Figure n°3 : Un des premiers tunnels routiers de la Principauté, reliant le quartier de Fontvieille à celui du Port, en passant sous le Rocher
Devant le problème devenu urgent du développement des transports urbains, l’OCDE a recommandé en 1970 que des associations nationales mettent en commun leurs expériences pour faire progresser les moyens et méthodes des travaux souterrains. L’Association française des travaux en souterrain (AFTES), fondée en France en 1972, n’a pas su reprendre et poursuivre l’héritage du GECUS. Malgré les réalisations en cours (les Halles et la Défense) et la participation à un groupe de travail de l’association internationale AITES, le thème de l’urbanisme souterrain est resté en France au second plan alors que les associations des pays scandinaves, du Japon et des États-Unis étaient très actives dans ce domaine.
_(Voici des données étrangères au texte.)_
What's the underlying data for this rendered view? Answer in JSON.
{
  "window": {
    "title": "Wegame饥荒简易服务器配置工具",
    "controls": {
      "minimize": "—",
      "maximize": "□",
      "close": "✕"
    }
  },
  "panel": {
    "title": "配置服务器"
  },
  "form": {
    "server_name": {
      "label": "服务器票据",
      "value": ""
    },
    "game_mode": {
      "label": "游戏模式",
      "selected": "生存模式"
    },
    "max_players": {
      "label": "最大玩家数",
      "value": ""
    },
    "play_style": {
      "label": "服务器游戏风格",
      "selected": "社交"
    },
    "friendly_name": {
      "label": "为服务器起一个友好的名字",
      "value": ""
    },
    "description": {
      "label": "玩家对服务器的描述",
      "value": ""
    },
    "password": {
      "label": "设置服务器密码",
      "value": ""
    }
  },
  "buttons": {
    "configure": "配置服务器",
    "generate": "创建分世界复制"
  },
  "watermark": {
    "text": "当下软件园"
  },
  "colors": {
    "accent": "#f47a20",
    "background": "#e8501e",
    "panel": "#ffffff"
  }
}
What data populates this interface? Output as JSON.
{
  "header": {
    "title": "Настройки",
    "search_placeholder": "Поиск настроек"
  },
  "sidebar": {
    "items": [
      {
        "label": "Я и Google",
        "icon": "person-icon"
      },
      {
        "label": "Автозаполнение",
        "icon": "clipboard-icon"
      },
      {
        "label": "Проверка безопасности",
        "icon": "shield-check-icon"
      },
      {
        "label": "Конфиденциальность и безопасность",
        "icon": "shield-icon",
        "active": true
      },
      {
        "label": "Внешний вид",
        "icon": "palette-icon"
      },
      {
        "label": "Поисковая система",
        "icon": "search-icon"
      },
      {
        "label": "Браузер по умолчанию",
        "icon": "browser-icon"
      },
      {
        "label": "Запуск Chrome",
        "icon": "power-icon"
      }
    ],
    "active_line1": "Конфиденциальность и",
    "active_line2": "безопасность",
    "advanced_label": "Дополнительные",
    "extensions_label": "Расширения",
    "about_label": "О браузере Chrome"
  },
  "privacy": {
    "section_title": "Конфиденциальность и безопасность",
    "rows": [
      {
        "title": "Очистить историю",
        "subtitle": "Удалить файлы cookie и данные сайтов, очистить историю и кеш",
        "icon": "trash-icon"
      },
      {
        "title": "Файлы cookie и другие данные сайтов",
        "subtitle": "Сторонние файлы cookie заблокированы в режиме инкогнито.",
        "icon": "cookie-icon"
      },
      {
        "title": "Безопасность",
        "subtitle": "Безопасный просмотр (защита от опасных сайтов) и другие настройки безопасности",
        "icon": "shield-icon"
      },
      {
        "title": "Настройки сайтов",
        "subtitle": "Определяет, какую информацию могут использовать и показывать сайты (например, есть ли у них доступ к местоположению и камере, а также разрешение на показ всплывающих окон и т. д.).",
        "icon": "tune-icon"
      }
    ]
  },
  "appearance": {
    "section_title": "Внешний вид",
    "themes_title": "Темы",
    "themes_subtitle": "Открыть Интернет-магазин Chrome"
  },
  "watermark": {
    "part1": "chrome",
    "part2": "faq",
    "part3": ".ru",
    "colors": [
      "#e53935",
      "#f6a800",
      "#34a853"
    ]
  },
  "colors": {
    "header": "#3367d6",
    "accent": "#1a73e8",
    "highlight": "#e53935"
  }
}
En 1988 un petit groupe s’est rassemblé autour du préfet Maurice Doublet sous l’appellation “Espace souterrain”, qui rejoindra en 2005 l’AFTES, où les lettres TES se lisent maintenant Tunnels et Espace Souterrain. Au plan international, l’AITES avait mis dès l’origine l’utilisation du sous-sol dans ses objectifs, ce qui n’a pas découragé la naissance à Montréal et le développement récent appuyé sur l’Extrême-Orient d’une association plus strictement urbanistique et universitaire, l’ACUUS, qui fédère des centres d’études sur l’espace souterrain urbain. Après l’AFTES, l’AITES ouvre aussi un Committee Underground Space.
www.aftes.asso.fr ; - www.espace-souterrain.org , - www.aites-ita.org ; - www.acuus.qc.ca
Quels autres services publics sont mis en souterrain ?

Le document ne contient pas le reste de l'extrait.